その例として、本書ではいくつかの国での著者の例を出している。これは、意外だった。証券口座が開設しにくいために、結局、その国に直で行って、さまざまなめんどくさい手続きをすることにはなるが、それらの国で設立したファンドはいずれも40倍以上の利益を叩き出しているらしい。
さすが、ユダヤ人だと思った・

ビットコインはバブル。ETFは暴落しやすく危険

最後に、現代的な金融商品の代表として、ビットコインとETFについて述べている。
ビットコインは、資産としての裏付けがなく、利回りに当たるものが内在していないので、いずれ全てはゴミになるとまで書いている。この点は私も同意しており、世界的に、今のところこっちにビットコインは流れていっているような気がする。が、まだわからない。
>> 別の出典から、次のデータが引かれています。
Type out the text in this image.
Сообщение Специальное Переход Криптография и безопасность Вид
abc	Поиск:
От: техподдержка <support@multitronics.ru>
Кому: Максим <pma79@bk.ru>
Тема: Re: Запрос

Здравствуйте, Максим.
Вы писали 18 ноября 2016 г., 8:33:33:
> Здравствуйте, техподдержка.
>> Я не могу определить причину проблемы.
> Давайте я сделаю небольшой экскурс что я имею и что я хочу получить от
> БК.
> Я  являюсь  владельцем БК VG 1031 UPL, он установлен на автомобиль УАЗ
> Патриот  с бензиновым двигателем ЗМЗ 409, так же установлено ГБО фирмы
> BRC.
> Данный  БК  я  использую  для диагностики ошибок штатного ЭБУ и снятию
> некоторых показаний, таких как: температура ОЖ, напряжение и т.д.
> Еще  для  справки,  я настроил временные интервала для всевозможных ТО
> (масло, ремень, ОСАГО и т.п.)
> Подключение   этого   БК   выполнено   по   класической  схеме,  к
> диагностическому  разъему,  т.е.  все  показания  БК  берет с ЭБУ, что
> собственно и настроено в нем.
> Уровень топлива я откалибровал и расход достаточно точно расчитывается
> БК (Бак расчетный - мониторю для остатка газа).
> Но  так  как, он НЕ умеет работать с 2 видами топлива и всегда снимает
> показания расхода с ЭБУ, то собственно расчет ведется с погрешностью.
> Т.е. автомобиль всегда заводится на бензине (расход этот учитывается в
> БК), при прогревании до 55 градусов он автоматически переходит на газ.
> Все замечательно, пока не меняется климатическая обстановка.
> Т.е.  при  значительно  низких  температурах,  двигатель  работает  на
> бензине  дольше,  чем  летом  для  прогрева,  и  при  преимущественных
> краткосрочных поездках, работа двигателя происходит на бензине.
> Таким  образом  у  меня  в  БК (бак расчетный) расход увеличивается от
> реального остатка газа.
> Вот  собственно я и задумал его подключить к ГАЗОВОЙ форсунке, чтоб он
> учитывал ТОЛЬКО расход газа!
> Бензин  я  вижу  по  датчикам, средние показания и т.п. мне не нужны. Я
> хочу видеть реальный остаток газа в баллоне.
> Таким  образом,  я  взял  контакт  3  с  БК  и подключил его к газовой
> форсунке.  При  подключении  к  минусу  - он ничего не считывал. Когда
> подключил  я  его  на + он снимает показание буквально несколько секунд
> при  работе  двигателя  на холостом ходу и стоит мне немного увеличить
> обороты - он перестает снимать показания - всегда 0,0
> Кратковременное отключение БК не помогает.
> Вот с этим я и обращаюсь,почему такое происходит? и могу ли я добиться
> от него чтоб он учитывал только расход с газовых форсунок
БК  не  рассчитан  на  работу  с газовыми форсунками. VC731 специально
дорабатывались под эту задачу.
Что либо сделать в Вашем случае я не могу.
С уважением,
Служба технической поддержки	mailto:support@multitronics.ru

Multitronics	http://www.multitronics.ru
また、意外だったのはETF(個別株詰め合わせパック)に関しての記述だ。
著者はETFに入っている銘柄は避けるべきだということを言っている。
理由は、ETFが売られる時、全然入り理由がない個別銘柄も暴落する危険性があり、また、個別銘柄が引き起こす、気まぐれな暴落も引き受けてしまうことが多いからだと語った。
これに関しては、私はおかしいと思う。
確かに、近年、セクター売りという現象がある。
例えば、銀行株に危険があるので金融セクターのETFが売られると、一緒にパッキングされているノンバンクや不動産株も暴落する、という現象が現実に起きているのだ。ただ、これは、単純に業績と無関係な下げなので、ほっとけば元に戻る。私のような個人投資家にとっては、これは、単なる美味しい買い時である。なんで、そんなことを著者が言っているのかわからない。
以上である。
参考になるところも、ならないところもある本だ。
ただ、彼のようにリスクを取って、予想ばかり書いてくれる人も珍しい。
いくつかは当たりそうな気もするし、事前に読んでおけば、いざというチャンスの兆候を見出した時に、乗りやすいメンタルを獲得できる。アマゾンでは、著者の性格を揶揄するレビューが多く、非常に賛否の別れる書籍だが、おそらく、結果を出すトレーダーは必ず彼の本を読んでいるのではないかという感じがした。なぜなら、彼は単なる予想やではなく、その予想を実現する、巨大金融資本サイドの人間でもあるからだ。彼の予想は、彼がそうしたいという市場の流れでもあると思う。
こっそり儲ける手立てを持っておきたい人には、おすすめである。